また、iDeCo単体本と比べると、老後資金だけでなく、今の家計との両立まで見えるのが利点です。引き出せない制度を無理に使う危うさにも触れやすく、家計防衛資金を確保してから始めるという順番も自然に理解できます。
こんな人におすすめ
新NISAとiDeCoの違いが分からず、口座開設の前で止まっている人におすすめです。特に、20代後半から30代で、老後資金も気になるけれど、生活防衛資金や住宅費も気になるという人には相性がいいです。制度を比較しながら、自分の優先順位を決めやすくなります。
また、夫婦で資産形成を始めたい家庭にも向いています。どちらか一方だけが理解していても運用は続きにくいですが、本書は図解が多いので共有しやすいです。制度の話を家計の話へつなげたい人に使いやすい一冊です。会社員と自営業、育休中と復職後のように条件が変わる家庭でも、見直しの軸を持ちやすくなります。
感想
この本を読んで良かったのは、新NISAとiDeCoを「どっちが正解か」で見なくなったことでした。大事なのは、自分が何のためにお金を残したいのか、そのお金をいつ使うのかです。
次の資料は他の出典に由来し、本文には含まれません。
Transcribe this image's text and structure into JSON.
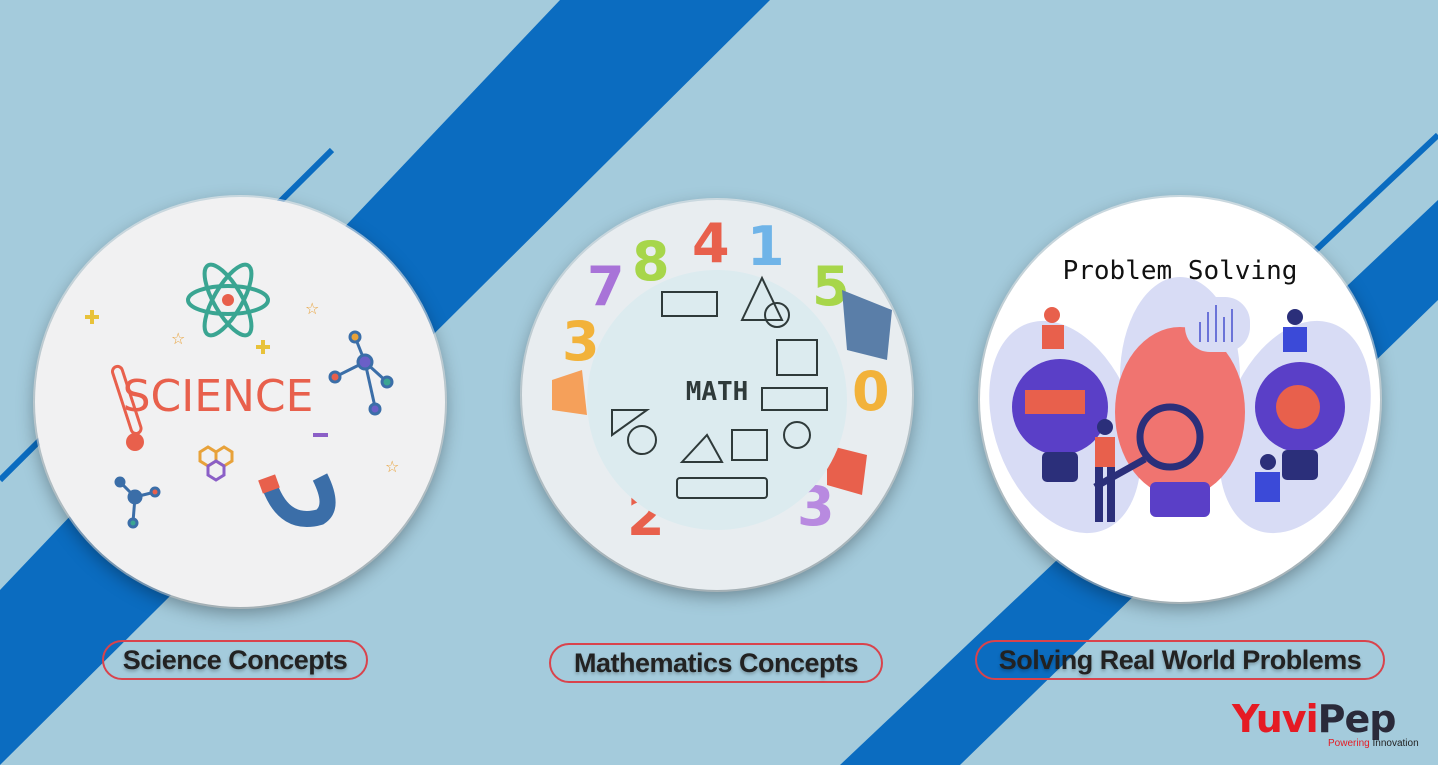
{
  "panels": [
    {
      "circle_title": "SCIENCE",
      "caption": "Science Concepts"
    },
    {
      "circle_title": "MATH",
      "caption": "Mathematics Concepts"
    },
    {
      "circle_title": "Problem Solving",
      "caption": "Solving Real World Problems"
    }
  ],
  "logo": {
    "part1": "Yuvi",
    "part2": "Pep",
    "tagline_part1": "Powering",
    "tagline_part2": " Innovation"
  },
  "colors": {
    "background": "#a4cbdc",
    "stripe": "#0b6cc0",
    "caption_border": "#d9434c",
    "logo_red": "#e51b24"
  }
}
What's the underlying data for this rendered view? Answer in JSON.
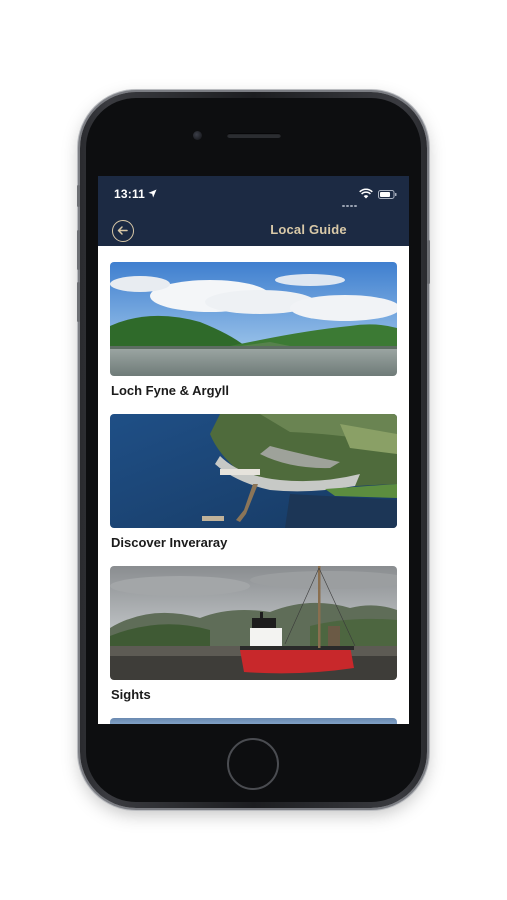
{
  "status_bar": {
    "time": "13:11"
  },
  "header": {
    "title": "Local Guide"
  },
  "cards": [
    {
      "label": "Loch Fyne & Argyll"
    },
    {
      "label": "Discover Inveraray"
    },
    {
      "label": "Sights"
    }
  ],
  "icons": {
    "location": "location-arrow-icon",
    "wifi": "wifi-icon",
    "battery": "battery-icon",
    "back": "back-arrow-icon"
  },
  "colors": {
    "header_bg": "#1c2a43",
    "title_accent": "#d9c9a8",
    "boat_red": "#c8282b"
  }
}
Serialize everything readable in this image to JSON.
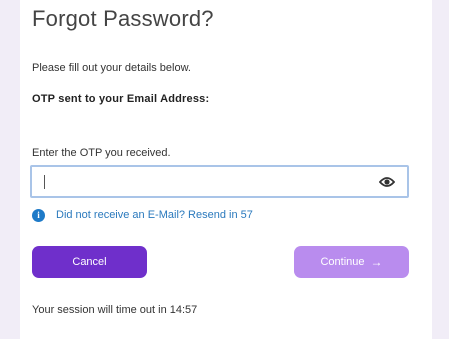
{
  "page": {
    "title": "Forgot Password?",
    "subtitle": "Please fill out your details below.",
    "otp_heading": "OTP sent to your Email Address:"
  },
  "otp": {
    "label": "Enter the OTP you received.",
    "value": "",
    "placeholder": "",
    "toggle_icon": "eye-icon"
  },
  "resend": {
    "icon": "info-icon",
    "icon_glyph": "i",
    "text": "Did not receive an E-Mail? Resend in 57"
  },
  "buttons": {
    "cancel_label": "Cancel",
    "continue_label": "Continue",
    "continue_arrow": "→"
  },
  "session": {
    "text": "Your session will time out in 14:57"
  },
  "colors": {
    "background": "#f1edf7",
    "primary": "#6f2fcb",
    "primary_disabled": "#b98cee",
    "link": "#2a79bd",
    "info_icon": "#1e7ac8",
    "field_border": "#a9c4e8"
  }
}
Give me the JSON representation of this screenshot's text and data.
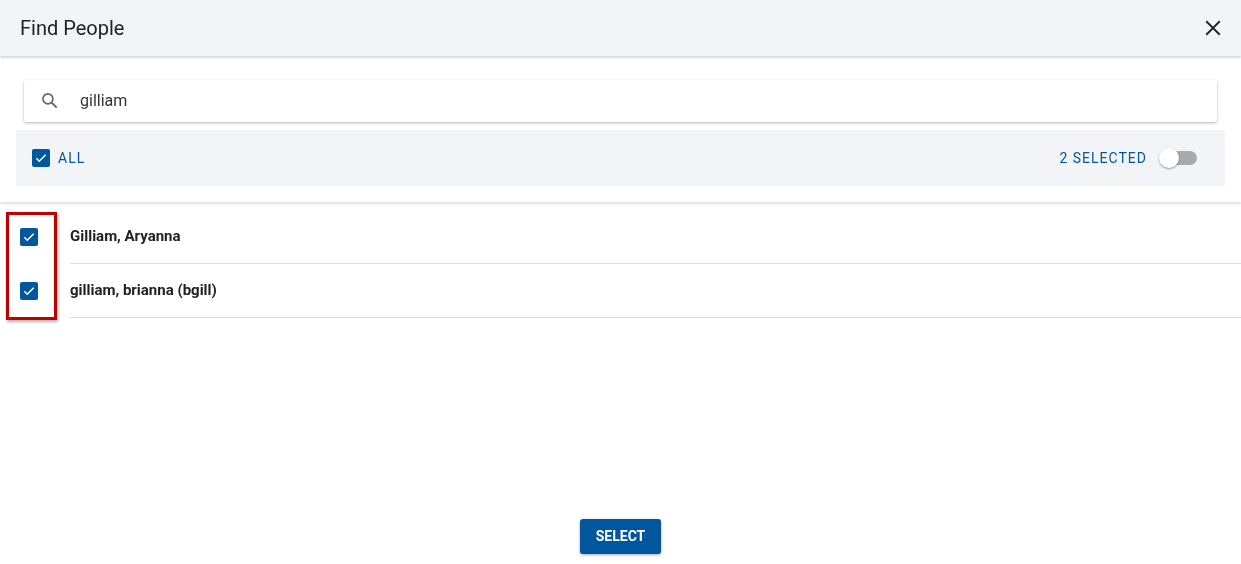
{
  "dialog": {
    "title": "Find People"
  },
  "search": {
    "value": "gilliam"
  },
  "filter_bar": {
    "all_label": "ALL",
    "all_checked": true,
    "selected_count": "2 SELECTED",
    "toggle_on": false
  },
  "people": [
    {
      "name": "Gilliam, Aryanna",
      "checked": true
    },
    {
      "name": "gilliam, brianna (bgill)",
      "checked": true
    }
  ],
  "buttons": [
    "SELECT"
  ]
}
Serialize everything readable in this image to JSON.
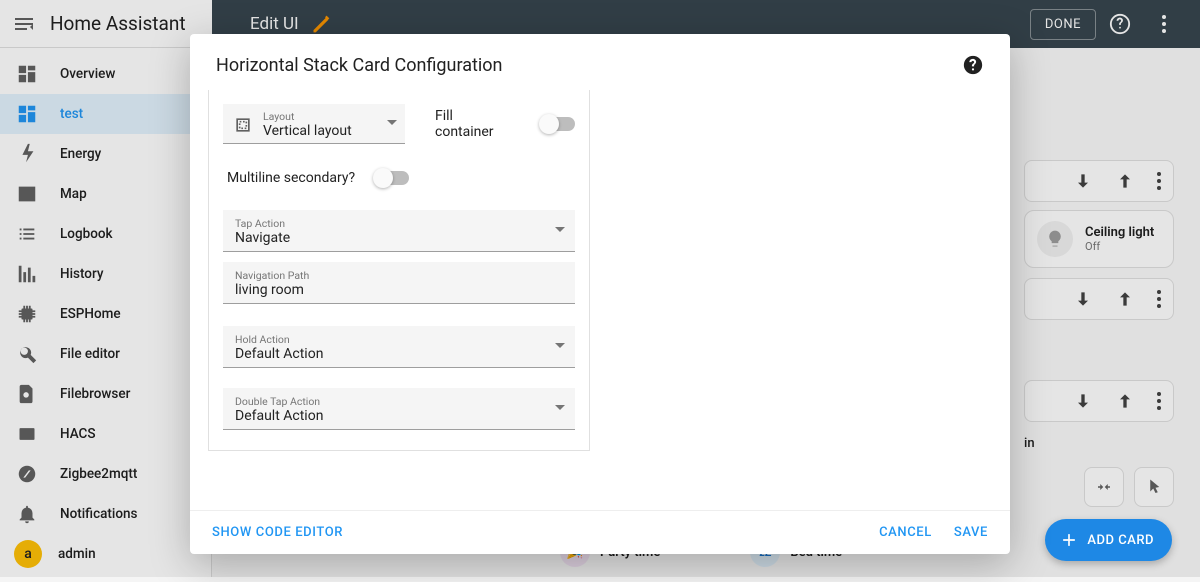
{
  "header": {
    "app_title": "Home Assistant",
    "edit_ui": "Edit UI",
    "done": "DONE"
  },
  "sidebar": {
    "items": [
      {
        "label": "Overview"
      },
      {
        "label": "test"
      },
      {
        "label": "Energy"
      },
      {
        "label": "Map"
      },
      {
        "label": "Logbook"
      },
      {
        "label": "History"
      },
      {
        "label": "ESPHome"
      },
      {
        "label": "File editor"
      },
      {
        "label": "Filebrowser"
      },
      {
        "label": "HACS"
      },
      {
        "label": "Zigbee2mqtt"
      }
    ],
    "notifications": "Notifications",
    "user": {
      "initial": "a",
      "name": "admin"
    }
  },
  "modal": {
    "title": "Horizontal Stack Card Configuration",
    "layout": {
      "label": "Layout",
      "value": "Vertical layout"
    },
    "fill_container": {
      "label": "Fill container",
      "on": false
    },
    "multiline": {
      "label": "Multiline secondary?",
      "on": false
    },
    "tap_action": {
      "label": "Tap Action",
      "value": "Navigate"
    },
    "nav_path": {
      "label": "Navigation Path",
      "value": "living room"
    },
    "hold_action": {
      "label": "Hold Action",
      "value": "Default Action"
    },
    "dbl_tap": {
      "label": "Double Tap Action",
      "value": "Default Action"
    },
    "show_code": "SHOW CODE EDITOR",
    "cancel": "CANCEL",
    "save": "SAVE"
  },
  "peek": {
    "entity": {
      "name": "Ceiling light",
      "state": "Off"
    },
    "text": "in",
    "scene1": "Party time",
    "scene2": "Bed time"
  },
  "fab": "ADD CARD"
}
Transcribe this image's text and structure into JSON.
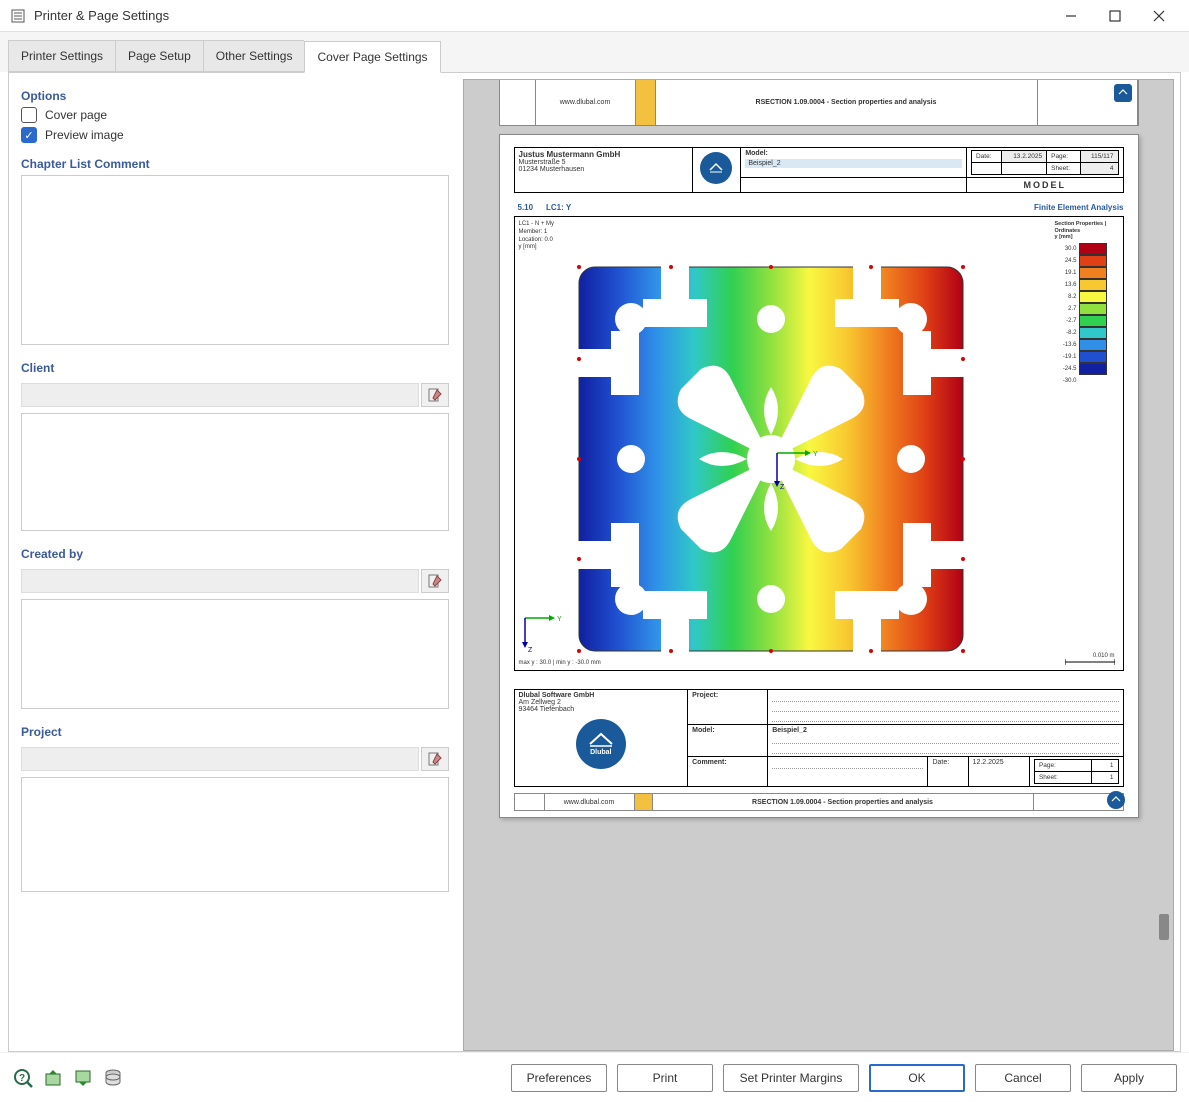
{
  "window": {
    "title": "Printer & Page Settings"
  },
  "tabs": {
    "printer_settings": "Printer Settings",
    "page_setup": "Page Setup",
    "other_settings": "Other Settings",
    "cover_page_settings": "Cover Page Settings"
  },
  "options": {
    "heading": "Options",
    "cover_page_label": "Cover page",
    "cover_page_checked": false,
    "preview_image_label": "Preview image",
    "preview_image_checked": true
  },
  "chapter_list": {
    "heading": "Chapter List Comment",
    "value": ""
  },
  "client": {
    "heading": "Client",
    "name": "",
    "details": ""
  },
  "created_by": {
    "heading": "Created by",
    "name": "",
    "details": ""
  },
  "project": {
    "heading": "Project",
    "name": "",
    "details": ""
  },
  "preview": {
    "top_strip": {
      "url": "www.dlubal.com",
      "product": "RSECTION 1.09.0004 - Section properties and analysis"
    },
    "header": {
      "company": "Justus Mustermann GmbH",
      "address1": "Musterstraße 5",
      "address2": "01234 Musterhausen",
      "model_label": "Model:",
      "model_value": "Beispiel_2",
      "date_label": "Date:",
      "date_value": "13.2.2025",
      "page_label": "Page:",
      "page_value": "115/117",
      "sheet_label": "Sheet:",
      "sheet_value": "4",
      "model_title": "MODEL"
    },
    "section": {
      "number": "5.10",
      "title": "LC1: Y",
      "analysis_label": "Finite Element Analysis"
    },
    "fea_info": {
      "line1": "LC1 - N + My",
      "line2": "Member: 1",
      "line3": "Location: 0.0",
      "line4": "y [mm]"
    },
    "legend": {
      "title1": "Section Properties |",
      "title2": "Ordinates",
      "title3": "y [mm]",
      "values": [
        "30.0",
        "24.5",
        "19.1",
        "13.6",
        "8.2",
        "2.7",
        "-2.7",
        "-8.2",
        "-13.6",
        "-19.1",
        "-24.5",
        "-30.0"
      ],
      "colors": [
        "#b00015",
        "#e04015",
        "#f08020",
        "#f8c830",
        "#f8f840",
        "#90e040",
        "#30d050",
        "#30c8c8",
        "#3090e8",
        "#2050d0",
        "#1020a0"
      ]
    },
    "scale": {
      "label": "0.010 m"
    },
    "minmax": "max y : 30.0 | min y : -30.0 mm",
    "axes": {
      "y": "Y",
      "z": "Z"
    },
    "footer": {
      "company": "Dlubal Software GmbH",
      "address1": "Am Zellweg 2",
      "address2": "93464 Tiefenbach",
      "project_label": "Project:",
      "model_label": "Model:",
      "model_value": "Beispiel_2",
      "comment_label": "Comment:",
      "date_label": "Date:",
      "date_value": "12.2.2025",
      "page_label": "Page:",
      "page_value": "1",
      "sheet_label": "Sheet:",
      "sheet_value": "1"
    },
    "bottom_strip": {
      "url": "www.dlubal.com",
      "product": "RSECTION 1.09.0004 - Section properties and analysis"
    }
  },
  "buttons": {
    "preferences": "Preferences",
    "print": "Print",
    "set_margins": "Set Printer Margins",
    "ok": "OK",
    "cancel": "Cancel",
    "apply": "Apply"
  },
  "chart_data": {
    "type": "heatmap",
    "title": "LC1: Y — Finite Element Analysis",
    "quantity": "Ordinate y [mm]",
    "colorbar_values": [
      30.0,
      24.5,
      19.1,
      13.6,
      8.2,
      2.7,
      -2.7,
      -8.2,
      -13.6,
      -19.1,
      -24.5,
      -30.0
    ],
    "colorbar_colors": [
      "#b00015",
      "#e04015",
      "#f08020",
      "#f8c830",
      "#f8f840",
      "#90e040",
      "#30d050",
      "#30c8c8",
      "#3090e8",
      "#2050d0",
      "#1020a0"
    ],
    "range": {
      "min": -30.0,
      "max": 30.0,
      "units": "mm"
    },
    "scale_bar_m": 0.01,
    "load_case": "LC1 - N + My",
    "member": 1,
    "location": 0.0
  }
}
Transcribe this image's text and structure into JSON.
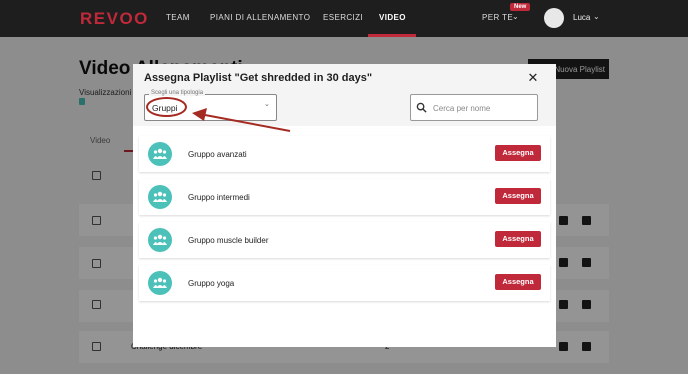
{
  "nav": {
    "logo": "REVOO",
    "items": [
      {
        "label": "TEAM"
      },
      {
        "label": "PIANI DI ALLENAMENTO"
      },
      {
        "label": "ESERCIZI"
      },
      {
        "label": "VIDEO"
      }
    ],
    "for_you": "PER TE",
    "new_badge": "New",
    "user": "Luca"
  },
  "background": {
    "title": "Video Allenamenti",
    "playlist_button": "Nuova Playlist",
    "views_label": "Visualizzazioni",
    "tab": "Video",
    "last_row": "Challenge dicembre",
    "last_row_count": "2"
  },
  "modal": {
    "title": "Assegna Playlist \"Get shredded in 30 days\"",
    "select_label": "Scegli una tipologia",
    "select_value": "Gruppi",
    "search_placeholder": "Cerca per nome",
    "groups": [
      {
        "name": "Gruppo avanzati",
        "button": "Assegna"
      },
      {
        "name": "Gruppo intermedi",
        "button": "Assegna"
      },
      {
        "name": "Gruppo muscle builder",
        "button": "Assegna"
      },
      {
        "name": "Gruppo yoga",
        "button": "Assegna"
      }
    ]
  },
  "colors": {
    "accent": "#c0293a",
    "teal": "#4cc1b9",
    "annotation": "#a52a22"
  }
}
本書は、その当たり前を制度比較の中に戻してくれます。
もう1つ印象的だったのは、図解中心でも中身が薄くないことです。制度をざっくり理解するだけでなく、始める順番や配分まで考えられる。口座開設前の不安を減らし、始めた後の迷いも減らせる構成です。最初の一歩を具体化したい初心者にとって、かなり実用度の高い入門書だと思いました。家計の棚卸し本としても使えます。見直しのたびに開きやすい本です。